The math raises a question … several questions, actually. Three of the biggies:

  1. Do we trust the forward-looking earnings estimates, which are a bit on the optimistic side?
  2. Do stocks actually need to revert back to their long-term norms at this time? (Maybe they don’t, negating the fundamental aspect of the discussion.)
  3. Where are oil prices going, and how/when are investors going to price that into energy stock valuations (which they haven’t yet)?

Bottom Line for the Dow

To answer the key question, investors shouldn’t panic until the technical floor at 15,397, although a break under the minor floor at 16,033 serves as a red flag. Warning: A move to that support level will feel terrifying at the time.

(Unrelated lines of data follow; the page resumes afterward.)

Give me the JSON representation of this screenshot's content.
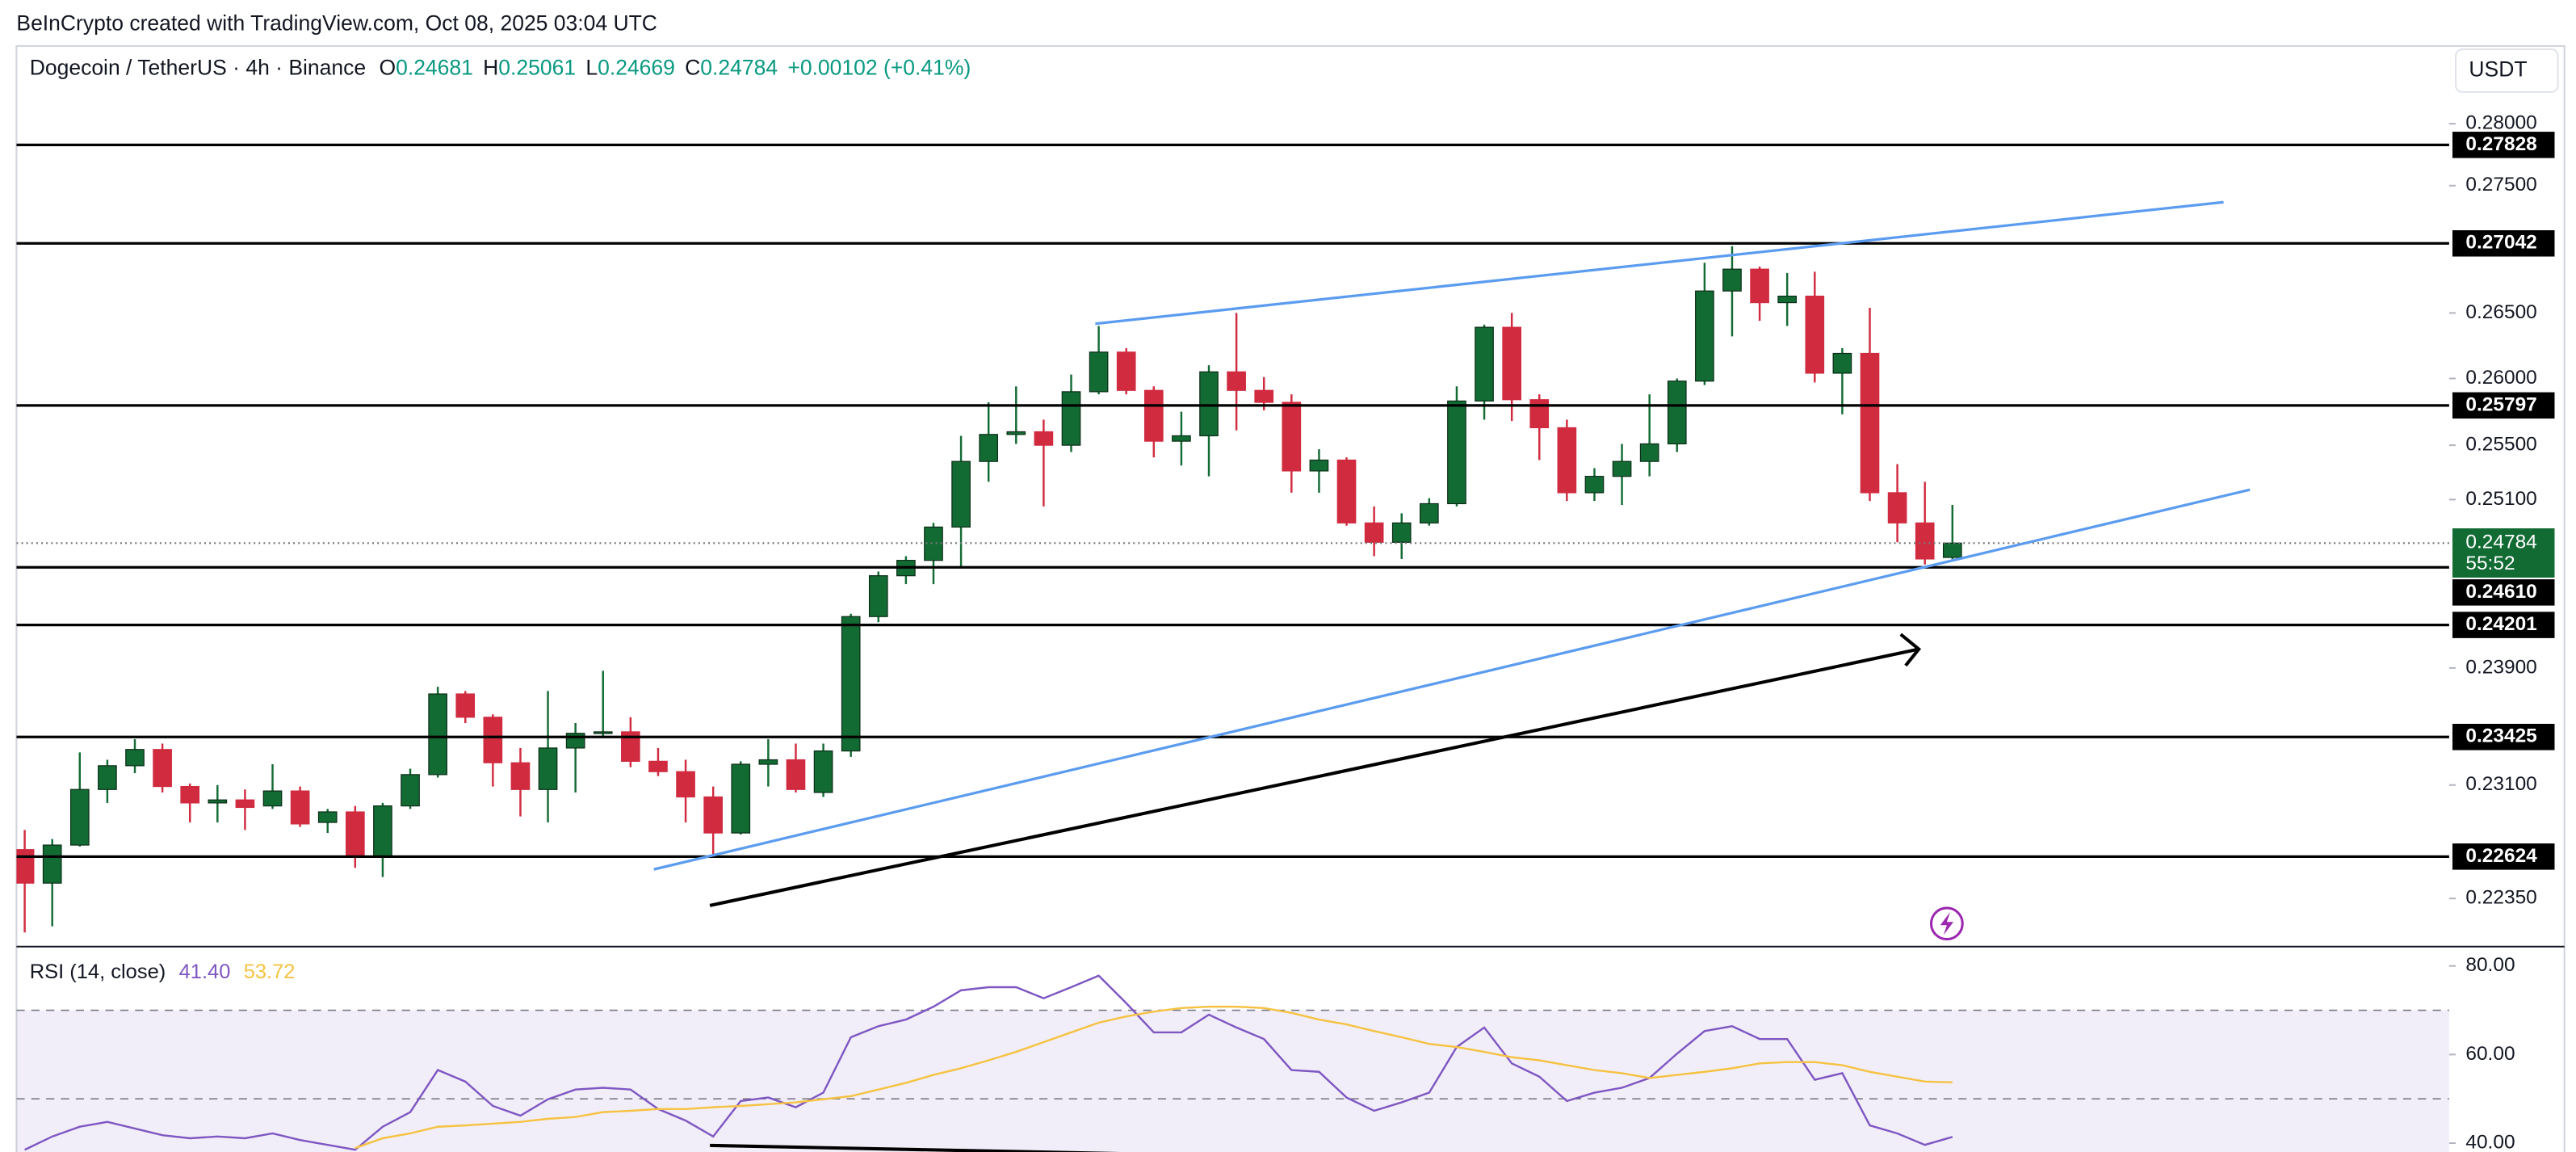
{
  "chart_data": [
    {
      "type": "candlestick",
      "header": "BeInCrypto created with TradingView.com, Oct 08, 2025 03:04 UTC",
      "title": "Dogecoin / TetherUS · 4h · Binance",
      "ohlc_keys": [
        "O",
        "H",
        "L",
        "C"
      ],
      "change": "+0.00102 (+0.41%)",
      "currency": "USDT",
      "countdown": "55:52",
      "up_color": "#136b34",
      "down_color": "#d12b40",
      "log_scale": true,
      "ylim": [
        0.2205,
        0.2864
      ],
      "yticks": [
        {
          "value": 0.28,
          "label": "0.28000"
        },
        {
          "value": 0.275,
          "label": "0.27500"
        },
        {
          "value": 0.265,
          "label": "0.26500"
        },
        {
          "value": 0.26,
          "label": "0.26000"
        },
        {
          "value": 0.255,
          "label": "0.25500"
        },
        {
          "value": 0.251,
          "label": "0.25100"
        },
        {
          "value": 0.239,
          "label": "0.23900"
        },
        {
          "value": 0.231,
          "label": "0.23100"
        },
        {
          "value": 0.2235,
          "label": "0.22350"
        }
      ],
      "levels": [
        0.27828,
        0.27042,
        0.25797,
        {
          "value": 0.2461,
          "label": "0.24610"
        },
        0.24201,
        0.23425,
        0.22624
      ],
      "ohlc": [
        [
          0.2267,
          0.228,
          0.2213,
          0.2245
        ],
        [
          0.2245,
          0.2274,
          0.2217,
          0.227
        ],
        [
          0.227,
          0.2332,
          0.2269,
          0.2307
        ],
        [
          0.2307,
          0.2327,
          0.2298,
          0.2323
        ],
        [
          0.2323,
          0.2341,
          0.2318,
          0.2334
        ],
        [
          0.2334,
          0.2338,
          0.2305,
          0.2309
        ],
        [
          0.2309,
          0.2311,
          0.2285,
          0.2298
        ],
        [
          0.2298,
          0.231,
          0.2285,
          0.23
        ],
        [
          0.23,
          0.2307,
          0.228,
          0.2295
        ],
        [
          0.2296,
          0.2324,
          0.2294,
          0.2306
        ],
        [
          0.2306,
          0.2309,
          0.2282,
          0.2284
        ],
        [
          0.2285,
          0.2294,
          0.2278,
          0.2292
        ],
        [
          0.2292,
          0.2296,
          0.2255,
          0.2262
        ],
        [
          0.2262,
          0.2298,
          0.2249,
          0.2296
        ],
        [
          0.2296,
          0.2321,
          0.2294,
          0.2317
        ],
        [
          0.2317,
          0.2377,
          0.2315,
          0.2372
        ],
        [
          0.2372,
          0.2374,
          0.2352,
          0.2356
        ],
        [
          0.2356,
          0.2358,
          0.2309,
          0.2325
        ],
        [
          0.2325,
          0.2335,
          0.2289,
          0.2307
        ],
        [
          0.2307,
          0.2374,
          0.2285,
          0.2335
        ],
        [
          0.2335,
          0.2352,
          0.2305,
          0.2345
        ],
        [
          0.2345,
          0.2388,
          0.2343,
          0.2346
        ],
        [
          0.2346,
          0.2356,
          0.2322,
          0.2326
        ],
        [
          0.2326,
          0.2335,
          0.2316,
          0.2319
        ],
        [
          0.2319,
          0.2327,
          0.2285,
          0.2302
        ],
        [
          0.2302,
          0.2309,
          0.2264,
          0.2278
        ],
        [
          0.2278,
          0.2326,
          0.2277,
          0.2324
        ],
        [
          0.2324,
          0.2341,
          0.2309,
          0.2327
        ],
        [
          0.2327,
          0.2338,
          0.2305,
          0.2307
        ],
        [
          0.2305,
          0.2338,
          0.2302,
          0.2333
        ],
        [
          0.2333,
          0.2428,
          0.2329,
          0.2426
        ],
        [
          0.2426,
          0.2458,
          0.2422,
          0.2455
        ],
        [
          0.2455,
          0.2469,
          0.2449,
          0.2466
        ],
        [
          0.2466,
          0.2493,
          0.2449,
          0.249
        ],
        [
          0.249,
          0.2557,
          0.2461,
          0.2538
        ],
        [
          0.2538,
          0.2582,
          0.2523,
          0.2558
        ],
        [
          0.2558,
          0.2594,
          0.2551,
          0.256
        ],
        [
          0.256,
          0.2569,
          0.2505,
          0.255
        ],
        [
          0.255,
          0.2603,
          0.2545,
          0.259
        ],
        [
          0.259,
          0.264,
          0.2588,
          0.262
        ],
        [
          0.262,
          0.2623,
          0.2588,
          0.2591
        ],
        [
          0.2591,
          0.2594,
          0.2541,
          0.2553
        ],
        [
          0.2553,
          0.2575,
          0.2535,
          0.2557
        ],
        [
          0.2557,
          0.261,
          0.2527,
          0.2605
        ],
        [
          0.2605,
          0.265,
          0.2561,
          0.2591
        ],
        [
          0.2591,
          0.2601,
          0.2576,
          0.2582
        ],
        [
          0.2582,
          0.2588,
          0.2515,
          0.2531
        ],
        [
          0.2531,
          0.2547,
          0.2515,
          0.2539
        ],
        [
          0.2539,
          0.2541,
          0.2491,
          0.2493
        ],
        [
          0.2493,
          0.2505,
          0.2469,
          0.2479
        ],
        [
          0.2479,
          0.25,
          0.2467,
          0.2493
        ],
        [
          0.2493,
          0.2511,
          0.2491,
          0.2507
        ],
        [
          0.2507,
          0.2594,
          0.2505,
          0.2583
        ],
        [
          0.2583,
          0.2641,
          0.2569,
          0.2639
        ],
        [
          0.2639,
          0.265,
          0.2568,
          0.2584
        ],
        [
          0.2584,
          0.2588,
          0.2539,
          0.2563
        ],
        [
          0.2563,
          0.2569,
          0.2509,
          0.2515
        ],
        [
          0.2515,
          0.2533,
          0.2509,
          0.2527
        ],
        [
          0.2527,
          0.2551,
          0.2506,
          0.2538
        ],
        [
          0.2538,
          0.2588,
          0.2527,
          0.2551
        ],
        [
          0.2551,
          0.26,
          0.2545,
          0.2598
        ],
        [
          0.2598,
          0.2689,
          0.2595,
          0.2667
        ],
        [
          0.2667,
          0.2702,
          0.2632,
          0.2684
        ],
        [
          0.2684,
          0.2686,
          0.2644,
          0.2658
        ],
        [
          0.2658,
          0.2681,
          0.264,
          0.2663
        ],
        [
          0.2663,
          0.2682,
          0.2597,
          0.2604
        ],
        [
          0.2604,
          0.2623,
          0.2573,
          0.2619
        ],
        [
          0.2619,
          0.2654,
          0.2509,
          0.2515
        ],
        [
          0.2515,
          0.2536,
          0.2479,
          0.2493
        ],
        [
          0.2493,
          0.2523,
          0.2463,
          0.2467
        ],
        [
          0.24681,
          0.25061,
          0.24669,
          0.24784
        ]
      ]
    },
    {
      "type": "line",
      "title": "RSI (14, close)",
      "ylim": [
        38,
        84
      ],
      "yticks": [
        {
          "value": 80,
          "label": "80.00"
        },
        {
          "value": 60,
          "label": "60.00"
        },
        {
          "value": 40,
          "label": "40.00"
        }
      ],
      "band": [
        30,
        70
      ],
      "midline": 50,
      "current_values": [
        {
          "value": 41.4,
          "label": "41.40"
        },
        {
          "value": 53.72,
          "label": "53.72"
        }
      ],
      "series": [
        {
          "color": "#7e57c2",
          "values": [
            38.5,
            41.5,
            43.7,
            44.8,
            43.3,
            41.8,
            41.1,
            41.5,
            41.1,
            42.2,
            40.7,
            39.6,
            38.5,
            43.7,
            47.0,
            56.5,
            53.9,
            48.4,
            46.2,
            49.9,
            52.1,
            52.5,
            52.1,
            47.7,
            45.1,
            41.5,
            49.5,
            50.3,
            48.1,
            51.4,
            63.9,
            66.4,
            67.9,
            70.8,
            74.5,
            75.2,
            75.2,
            72.7,
            75.2,
            77.8,
            71.6,
            65.0,
            65.0,
            69.0,
            66.1,
            63.5,
            56.5,
            56.1,
            50.3,
            47.3,
            49.2,
            51.4,
            61.7,
            66.1,
            58.0,
            55.0,
            49.5,
            51.4,
            52.5,
            54.7,
            60.2,
            65.3,
            66.4,
            63.5,
            63.5,
            54.3,
            55.8,
            44.0,
            42.2,
            39.6,
            41.4
          ]
        },
        {
          "color": "#f5c242",
          "values": [
            null,
            null,
            null,
            null,
            null,
            null,
            null,
            null,
            null,
            null,
            null,
            null,
            38.9,
            41.1,
            42.2,
            43.7,
            44.0,
            44.4,
            44.8,
            45.5,
            45.9,
            47.0,
            47.3,
            47.7,
            47.7,
            48.1,
            48.4,
            48.8,
            49.2,
            49.9,
            50.6,
            52.1,
            53.6,
            55.4,
            56.9,
            58.7,
            60.6,
            62.8,
            65.0,
            67.2,
            68.6,
            69.7,
            70.5,
            70.8,
            70.8,
            70.5,
            69.4,
            67.9,
            66.8,
            65.3,
            63.9,
            62.4,
            61.7,
            60.6,
            59.4,
            58.7,
            57.6,
            56.5,
            55.8,
            54.7,
            55.4,
            56.1,
            56.9,
            58.0,
            58.3,
            58.3,
            57.6,
            56.1,
            55.0,
            53.9,
            53.72
          ]
        }
      ]
    }
  ]
}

If the support at 15,397 should fail to hold the Dow Jones stocks, at that point investors will likely be convinced a bear market is inevitable and end up making it happen. That’s when the Fibonacci retracement line at 13,619 comes into focus, which lo and behold is right around the “proper valuation” level of 13,679 (which is not a coincidence). At that level, the Dow will have fallen 26% from its high.

Let’s hope it doesn’t come to that, but let’s mentally prepare for it if it does.

In the meantime, again, don’t panic until the index breaks under 15,397. A correction to that mark wouldn’t be entirely out of the ordinary.

As of this writing, James Brumley did not hold a position in any of the aforementioned securities.